Do you own a rental property that stands vacant for any period of time? Or does your investment property double as a personal holiday home?
Yes? Then this article is for you.
The ATO has warned that claims for deductions relating to rental properties for the Y.E. 2017 will be subject to close scrutiny.
Properties must be genuinely available for rent
The ATO’s beef here is with expenses claimed on holiday homes during non-deductible periods.
Non-deductible periods include times when owners make personal use of their properties, or when they’re not available for rent for some other reason.
At these times expenses such as interest, depreciation, repair costs, council rates, building insurance, electricity, gas and water are not deductible.
So if you only let a property out for part of the year, you can only claim deductions for expenses apportioned to those periods when it’s genuinely available for rent.
The key point to understand here is that it’s only OK to claim deductions for an empty rental property so long as you’re making every reasonable effort to let it out. It must also be in lettable condition.
Note: Even though you can’t claim these expenses as deductions against income tax, some can be added to the “cost base” of the property as something called “third element costs”. When the time comes to sell your property you can use this provision to help reduce your capital gain on the sale.
The burden of proof is on you
If you’re claiming for expenses relating to periods when your property was unlet, you have to provide clear evidence that it was genuinely available for rent.
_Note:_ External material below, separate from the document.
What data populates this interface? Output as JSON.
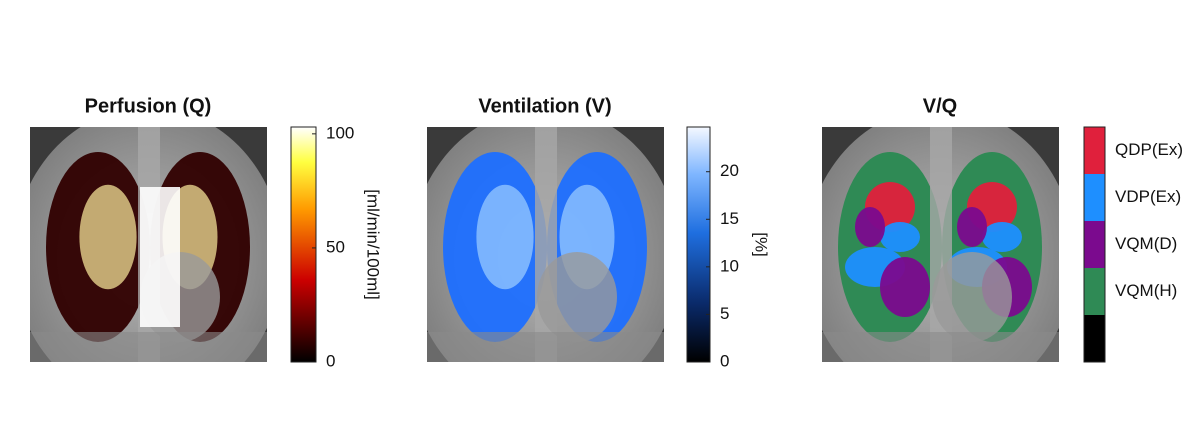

Circumstances that would invalidate your claims for deductions include:
- Limited advertising – for example, where your advertisement has limited exposure to potential tenants.
- Properties that are not really lettable – – for example, because they’re inaccessible for some reason, in an undesirable location, or not in a fit state to be let.
- Where unreasonable conditions are placed on potential tenants e.g. excessive rent, requiring references for holiday lets, or simply refusing to let without good reason.
As such, it’s important to make a point of keeping as much evidence as possible about your efforts to advertise your property.
Evidence you should be gathering includes:
- Receipts for advertising, details of ad placements and copies of the advertisements themselves.
- Correspondence with letting agents and advertising outlets, such as confirmation notices.
- Photographs of any signage outside the property.
- Copies of enquiries from potential tenants.
Ideally, you should keep a log of all your advertising, enquiries and evidence of market rents which you can present to the ATO if challenged.
Discounted Lets Have Restrictions Too
Restrictions on expense claims don’t just apply to periods when your property is unlet.
If you let your property out at deeply discounted rents, any expenses you claim for that period cannot exceed the rent you charge.
This would apply to situations where you let your property out to friends or family at a nominal just rent to ‘cover expenses’.
If you really do want to cover your expenses during such periods, your nominal rent needs to reflect items such as building insurance, interest and depreciation.